Yeah, I know this board loves to try to spin a web of made-up justification for a quirk or flaw in the game in the process of discounting a complaint, but I don't buy it. It's not there to teach you a parable about life and waiting. It's there because the loading process is artificially hard scripted to play out one step at a time, yielding an inorganic and nonsensical result, both visually and mechanically. In the real world unless there's some specific technical or safety reason, seats start to be filled the moment they're empty. There's a reason exits and entrances are so often on opposite sides of the platform. So it certainly doesn't happen the way it does because it's more realistic. Waiting is what happens in queues. The platform is a high-volume processing station, people standing around with cars waiting there means something's gone wrong.
It's time to get out of the habit of responding to a complaint by saying "here's how you ignore it, or change your viewpoint of it entirely to be mine." Not every complaint needs to be responded to with gaslighting or diversionary "actually...."s.
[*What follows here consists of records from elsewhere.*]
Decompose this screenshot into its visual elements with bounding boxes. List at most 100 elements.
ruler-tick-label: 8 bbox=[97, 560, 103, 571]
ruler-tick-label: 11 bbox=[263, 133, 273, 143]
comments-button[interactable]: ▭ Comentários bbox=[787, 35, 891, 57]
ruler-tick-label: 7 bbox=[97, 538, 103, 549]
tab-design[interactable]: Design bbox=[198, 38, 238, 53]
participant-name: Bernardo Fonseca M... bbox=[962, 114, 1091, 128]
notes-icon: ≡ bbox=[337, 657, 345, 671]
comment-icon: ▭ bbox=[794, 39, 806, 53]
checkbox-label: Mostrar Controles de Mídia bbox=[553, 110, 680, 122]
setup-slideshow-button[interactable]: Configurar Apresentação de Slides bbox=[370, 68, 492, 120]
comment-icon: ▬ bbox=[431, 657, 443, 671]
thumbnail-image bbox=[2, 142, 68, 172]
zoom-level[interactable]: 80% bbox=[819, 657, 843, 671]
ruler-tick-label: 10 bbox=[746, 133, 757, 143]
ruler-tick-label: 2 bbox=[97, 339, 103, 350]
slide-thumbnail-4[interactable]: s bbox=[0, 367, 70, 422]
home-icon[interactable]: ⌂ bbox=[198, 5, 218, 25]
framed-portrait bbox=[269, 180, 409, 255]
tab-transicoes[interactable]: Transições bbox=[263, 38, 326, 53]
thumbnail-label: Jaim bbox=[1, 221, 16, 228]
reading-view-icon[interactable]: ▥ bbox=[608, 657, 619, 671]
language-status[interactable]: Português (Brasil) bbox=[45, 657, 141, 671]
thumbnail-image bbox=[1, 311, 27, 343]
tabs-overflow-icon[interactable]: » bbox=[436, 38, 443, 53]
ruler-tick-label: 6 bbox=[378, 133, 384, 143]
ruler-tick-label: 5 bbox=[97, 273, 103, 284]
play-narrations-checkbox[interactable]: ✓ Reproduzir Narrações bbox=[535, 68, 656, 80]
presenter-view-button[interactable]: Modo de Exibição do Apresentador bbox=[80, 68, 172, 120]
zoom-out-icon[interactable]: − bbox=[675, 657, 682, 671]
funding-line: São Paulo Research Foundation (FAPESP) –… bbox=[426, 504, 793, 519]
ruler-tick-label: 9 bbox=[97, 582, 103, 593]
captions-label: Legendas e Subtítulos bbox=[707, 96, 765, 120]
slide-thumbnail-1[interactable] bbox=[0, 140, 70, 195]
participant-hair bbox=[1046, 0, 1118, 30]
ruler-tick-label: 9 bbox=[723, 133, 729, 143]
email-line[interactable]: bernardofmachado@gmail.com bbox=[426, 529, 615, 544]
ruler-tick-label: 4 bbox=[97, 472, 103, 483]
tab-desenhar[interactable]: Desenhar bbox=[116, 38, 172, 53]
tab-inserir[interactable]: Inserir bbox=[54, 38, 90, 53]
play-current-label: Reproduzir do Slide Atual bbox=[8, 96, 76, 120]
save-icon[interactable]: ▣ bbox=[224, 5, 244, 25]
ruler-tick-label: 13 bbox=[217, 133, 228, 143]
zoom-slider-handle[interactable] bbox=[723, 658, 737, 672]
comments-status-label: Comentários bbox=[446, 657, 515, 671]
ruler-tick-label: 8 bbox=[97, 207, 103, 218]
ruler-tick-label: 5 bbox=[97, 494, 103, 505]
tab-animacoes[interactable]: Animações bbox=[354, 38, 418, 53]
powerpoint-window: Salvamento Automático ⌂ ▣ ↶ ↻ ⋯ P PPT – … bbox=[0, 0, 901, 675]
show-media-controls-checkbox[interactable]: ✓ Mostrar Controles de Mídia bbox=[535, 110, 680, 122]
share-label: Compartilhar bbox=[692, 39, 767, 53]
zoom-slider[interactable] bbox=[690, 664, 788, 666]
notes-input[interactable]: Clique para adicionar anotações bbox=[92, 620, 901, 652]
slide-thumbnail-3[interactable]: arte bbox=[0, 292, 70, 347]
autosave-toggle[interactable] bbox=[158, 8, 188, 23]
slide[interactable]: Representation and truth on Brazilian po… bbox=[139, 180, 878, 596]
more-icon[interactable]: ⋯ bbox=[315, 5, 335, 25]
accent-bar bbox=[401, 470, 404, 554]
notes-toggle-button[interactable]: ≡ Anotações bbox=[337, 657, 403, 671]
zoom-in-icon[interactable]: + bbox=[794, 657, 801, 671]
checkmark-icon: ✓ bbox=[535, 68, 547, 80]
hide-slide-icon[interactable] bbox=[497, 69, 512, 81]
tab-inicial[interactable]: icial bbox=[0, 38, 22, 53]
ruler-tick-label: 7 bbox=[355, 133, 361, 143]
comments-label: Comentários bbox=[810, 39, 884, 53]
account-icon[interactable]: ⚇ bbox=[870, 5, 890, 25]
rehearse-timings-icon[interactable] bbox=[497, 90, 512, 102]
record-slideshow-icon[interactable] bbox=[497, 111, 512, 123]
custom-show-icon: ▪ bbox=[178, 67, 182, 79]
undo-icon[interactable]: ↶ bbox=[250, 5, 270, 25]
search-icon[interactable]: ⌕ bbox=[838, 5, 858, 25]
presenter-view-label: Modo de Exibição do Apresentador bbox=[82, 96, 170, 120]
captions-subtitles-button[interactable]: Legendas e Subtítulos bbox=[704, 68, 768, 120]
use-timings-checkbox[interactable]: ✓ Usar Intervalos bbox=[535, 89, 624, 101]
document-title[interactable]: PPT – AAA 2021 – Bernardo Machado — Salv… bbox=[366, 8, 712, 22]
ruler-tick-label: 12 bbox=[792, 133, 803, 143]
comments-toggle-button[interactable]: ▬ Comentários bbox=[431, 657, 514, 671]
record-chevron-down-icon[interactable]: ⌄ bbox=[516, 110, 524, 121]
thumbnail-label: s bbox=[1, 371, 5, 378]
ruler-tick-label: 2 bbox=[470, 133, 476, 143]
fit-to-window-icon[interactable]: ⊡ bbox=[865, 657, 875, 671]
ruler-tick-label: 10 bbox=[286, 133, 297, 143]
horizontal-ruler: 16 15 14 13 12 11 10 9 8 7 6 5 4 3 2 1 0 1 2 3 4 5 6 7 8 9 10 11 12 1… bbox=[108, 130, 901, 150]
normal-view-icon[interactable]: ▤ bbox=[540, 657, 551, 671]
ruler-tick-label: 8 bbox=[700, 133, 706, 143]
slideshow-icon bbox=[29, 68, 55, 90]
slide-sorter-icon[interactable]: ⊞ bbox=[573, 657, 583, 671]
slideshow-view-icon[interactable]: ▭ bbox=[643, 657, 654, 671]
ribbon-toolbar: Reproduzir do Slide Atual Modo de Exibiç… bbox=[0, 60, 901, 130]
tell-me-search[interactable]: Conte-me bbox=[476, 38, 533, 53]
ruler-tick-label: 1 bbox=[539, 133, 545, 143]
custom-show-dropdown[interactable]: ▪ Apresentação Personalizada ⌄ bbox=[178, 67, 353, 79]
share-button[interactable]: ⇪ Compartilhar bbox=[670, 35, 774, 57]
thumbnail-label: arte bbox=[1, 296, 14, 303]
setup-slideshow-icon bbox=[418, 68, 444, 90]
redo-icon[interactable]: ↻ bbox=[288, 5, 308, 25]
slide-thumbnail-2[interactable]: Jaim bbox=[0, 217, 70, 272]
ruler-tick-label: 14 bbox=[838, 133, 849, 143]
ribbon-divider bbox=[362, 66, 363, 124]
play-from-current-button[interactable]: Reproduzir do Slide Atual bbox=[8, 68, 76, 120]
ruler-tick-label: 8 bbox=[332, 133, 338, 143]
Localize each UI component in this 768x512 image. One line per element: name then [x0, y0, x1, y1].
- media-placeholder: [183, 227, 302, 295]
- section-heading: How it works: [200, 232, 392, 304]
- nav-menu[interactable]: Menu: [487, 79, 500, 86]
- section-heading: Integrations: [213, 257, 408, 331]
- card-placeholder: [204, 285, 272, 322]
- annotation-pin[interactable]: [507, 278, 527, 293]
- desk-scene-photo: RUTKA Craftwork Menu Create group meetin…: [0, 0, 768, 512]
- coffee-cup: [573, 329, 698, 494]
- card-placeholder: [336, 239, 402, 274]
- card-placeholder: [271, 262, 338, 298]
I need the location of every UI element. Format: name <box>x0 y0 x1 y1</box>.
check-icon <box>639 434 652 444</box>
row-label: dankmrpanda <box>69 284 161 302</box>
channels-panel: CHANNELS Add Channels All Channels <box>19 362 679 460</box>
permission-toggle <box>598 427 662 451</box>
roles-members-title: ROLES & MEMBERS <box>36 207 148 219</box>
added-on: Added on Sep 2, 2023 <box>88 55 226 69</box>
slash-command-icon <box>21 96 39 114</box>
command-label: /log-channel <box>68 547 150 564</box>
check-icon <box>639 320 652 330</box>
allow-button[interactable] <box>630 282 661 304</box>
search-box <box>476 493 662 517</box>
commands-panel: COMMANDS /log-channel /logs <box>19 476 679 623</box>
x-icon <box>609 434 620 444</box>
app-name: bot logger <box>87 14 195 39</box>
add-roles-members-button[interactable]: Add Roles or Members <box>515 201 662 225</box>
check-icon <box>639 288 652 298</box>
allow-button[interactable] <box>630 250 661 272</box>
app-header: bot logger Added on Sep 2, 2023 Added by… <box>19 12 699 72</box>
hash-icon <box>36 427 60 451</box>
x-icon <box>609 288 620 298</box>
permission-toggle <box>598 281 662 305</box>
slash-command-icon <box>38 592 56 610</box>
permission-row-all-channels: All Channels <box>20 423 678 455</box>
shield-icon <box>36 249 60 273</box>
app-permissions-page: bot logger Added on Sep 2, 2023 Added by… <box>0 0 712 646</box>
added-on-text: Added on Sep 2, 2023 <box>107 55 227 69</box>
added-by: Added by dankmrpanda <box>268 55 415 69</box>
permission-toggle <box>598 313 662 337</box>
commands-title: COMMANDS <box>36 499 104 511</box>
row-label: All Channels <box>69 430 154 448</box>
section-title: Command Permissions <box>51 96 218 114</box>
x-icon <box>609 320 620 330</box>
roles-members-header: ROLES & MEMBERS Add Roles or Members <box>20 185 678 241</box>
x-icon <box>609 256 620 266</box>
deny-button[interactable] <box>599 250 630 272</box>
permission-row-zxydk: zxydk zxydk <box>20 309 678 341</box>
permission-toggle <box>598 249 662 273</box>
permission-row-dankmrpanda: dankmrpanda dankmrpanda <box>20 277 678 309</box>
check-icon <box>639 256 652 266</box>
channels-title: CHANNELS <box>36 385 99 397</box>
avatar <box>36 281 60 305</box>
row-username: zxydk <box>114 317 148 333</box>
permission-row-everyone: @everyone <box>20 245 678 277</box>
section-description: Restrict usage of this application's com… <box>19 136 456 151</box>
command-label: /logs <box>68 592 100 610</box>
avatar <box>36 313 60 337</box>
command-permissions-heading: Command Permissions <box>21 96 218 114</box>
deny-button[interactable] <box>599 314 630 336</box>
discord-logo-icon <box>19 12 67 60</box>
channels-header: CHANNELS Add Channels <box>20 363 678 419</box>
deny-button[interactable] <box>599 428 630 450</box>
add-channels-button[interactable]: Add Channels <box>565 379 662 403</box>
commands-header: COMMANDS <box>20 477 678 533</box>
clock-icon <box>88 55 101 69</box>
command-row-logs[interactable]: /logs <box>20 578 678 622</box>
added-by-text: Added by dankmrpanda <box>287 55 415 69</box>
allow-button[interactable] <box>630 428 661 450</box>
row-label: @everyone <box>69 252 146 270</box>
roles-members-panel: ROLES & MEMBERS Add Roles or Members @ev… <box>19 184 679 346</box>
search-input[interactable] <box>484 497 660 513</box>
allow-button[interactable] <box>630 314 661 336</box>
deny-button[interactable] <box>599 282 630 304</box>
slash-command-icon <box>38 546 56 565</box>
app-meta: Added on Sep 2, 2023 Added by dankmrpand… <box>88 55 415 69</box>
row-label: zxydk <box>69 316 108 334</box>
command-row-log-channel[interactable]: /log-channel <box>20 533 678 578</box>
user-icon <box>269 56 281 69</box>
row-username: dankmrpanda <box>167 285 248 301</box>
Let them live and breathe. The game will survive negative feedback, it's a big boy.
As to the economy thing, which is an actual point, I don't think it needs to be relevant to this situation. They're two separate issues, and the loading speeds are not the core reason the economy is so easy or ineffective as a game mechanic. Price-response behavior on rides can be easily tweaked to adjust for higher throughput speeds if necessary.
*edit* I should also say my feelings about the loading process have nothing to do with their relation to real life times. I get the point trying to be made by the Super Official calculations about how loading times match up to real world times now, but we're talking about an in-game universe where it takes guests a week to walk across a large park, so that particular relationship is pretty irrelevant I think lol.